Meet the 'date farmer' CEO

Dubai-based Asad Haque on the "incomparable" fruits of taking his hobby to the next level



by

Karen Ann Monsy

Published: Thu 16 Jul 2020, 7:00 PM

Last updated: Fri 24 Jul 2020, 8:59 AM

Dubai resident Asad Haque is a CEO. He's also a date farmer. The two pursuits could not be more different from each other and yet, the Indian expat dons both hats with the ease that can only be born of passion.
Asad's love for gardening goes back to his childhood, when he would tend to plants and flowers in the large compound around his home in Bangalore. Although he's been a resident of the UAE for 30 years, it was only when he moved to his villa in the Meadows that he finally had the opportunity to take his hobby to the next level. It's a mark of his love for Nature that he decided to embark on the intensely challenging pursuit of date farming while at it.
"The date palm is the one tree that suits the local terrain and can survive the terrible summer heat, while also producing a fruit both wonderful and nutritious," he explains.
Few things are as representative of Emirati heritage as dates, a deliciously sweet fruit that has long been associated with the culture and history of not only the UAE, but also the Arab world.
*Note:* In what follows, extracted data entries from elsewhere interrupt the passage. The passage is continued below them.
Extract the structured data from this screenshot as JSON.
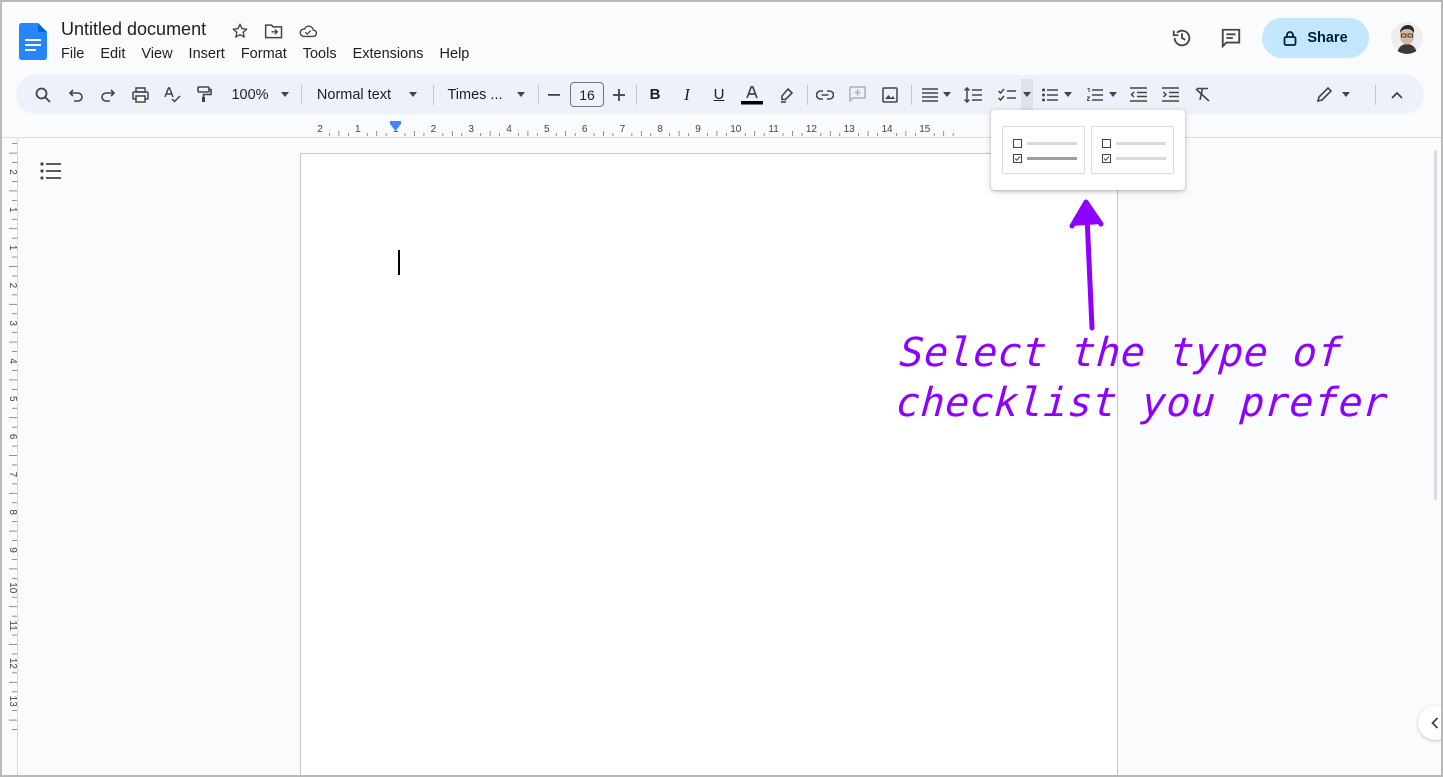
{
  "app": {
    "title": "Untitled document",
    "menu": [
      "File",
      "Edit",
      "View",
      "Insert",
      "Format",
      "Tools",
      "Extensions",
      "Help"
    ],
    "share_label": "Share"
  },
  "toolbar": {
    "zoom": "100%",
    "style": "Normal text",
    "font": "Times ...",
    "font_size": "16"
  },
  "ruler": {
    "horizontal": [
      "2",
      "1",
      "1",
      "2",
      "3",
      "4",
      "5",
      "6",
      "7",
      "8",
      "9",
      "10",
      "11",
      "12",
      "13",
      "14",
      "15"
    ],
    "vertical": [
      "2",
      "1",
      "1",
      "2",
      "3",
      "4",
      "5",
      "6",
      "7",
      "8",
      "9",
      "10",
      "11",
      "12",
      "13"
    ]
  },
  "checklist_menu": {
    "options": [
      "checklist-strikethrough",
      "checklist-plain"
    ]
  },
  "annotation": {
    "lines": [
      "Select the type of",
      "checklist you prefer"
    ],
    "color": "#8e00ff"
  },
  "colors": {
    "accent": "#0b57d0",
    "share_bg": "#c2e7ff",
    "toolbar_bg": "#edf2fa",
    "doc_logo": "#2684fc"
  }
}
There is a recorded population of over 40 million date palms producing 199 varieties of dates in the UAE alone.
"The date palm has been mentioned in the Quran more than 20 times, and Muslims are well known for breaking their fasts during Ramadan with its fruit, so there is a spiritual and cultural connection too," he adds.
Asad's Dubai residence is home to eight of these trees - each one producing eight to 15 large bunches of fruit and up to a total of 1,000 kilograms every year. The bounty is no mean feat, considering the labour-intensive process of nurturing them from pollination to harvest.
Skilled gardeners are required to scale the trees (that can grow up to a height of 20 metres), using rope harnesses hitched around their waists and navigating the thorns that grow to about six inches long, in order to reach the flowers and pollinate the trees by hand. What follows are six to eight months of rigorous care, especially with regard to keeping pests like the red palm weevil at bay. Asad ensures he personally oversees every step of the process and loves giving the trees "baths" every other day. After 15 years, says the entrepreneur, the trees have become "like family" - and, if nourished well, can grow to about 150 years old.
"It's been a fantastic experience here in the UAE," says Asad, who is CEO at ICT Consultants. "Although I had a liking for gardening, it is Dubai that gave me the opportunity to nurture this hobby into a full-fledged passion."
With an annual crop so bountiful, the 54-year-old not only gifts the fruits to family and friends, but also distributes them generously among charities, labour camps and mosques, crediting his wife Reshma with "doing a beautiful job of packing them" every time.
There are other intangible 'fruits' of his labour that he cannot discount, he notes. "For one to take up date farming, one has to either have a lot of patience or cultivate such a trait. That's something I've learnt after all these years of date farming; it's given me a lot of patience. It also connects you to the supernatural, to creation and the Creator," he says. "There is a deeply spiritual satisfaction that comes from seeing something through, from flowering to harvesting, that is difficult to express in words."
Asad is quick to shoot down any notions that desert lands like the UAE are unsuitable to home farming. "Although the palm tree is the most naturally suited to the local habitat, it is not that nothing else can grow here. We grow a variety of other plants and trees in our garden: moringas, mangoes, lemons, figs, curry leaves, pomegranates and tomatoes are just a few."
A strong advocate for cultivating a green thumb, Asad says, "Whatever you have at home - whether it's a garden or even just a balcony - I would strongly encourage everyone to attempt growing fruits and vegetables at home. Not only are there a lot of green benefits to reap from it, but you will find a connection to nature and beyond that cannot be compared."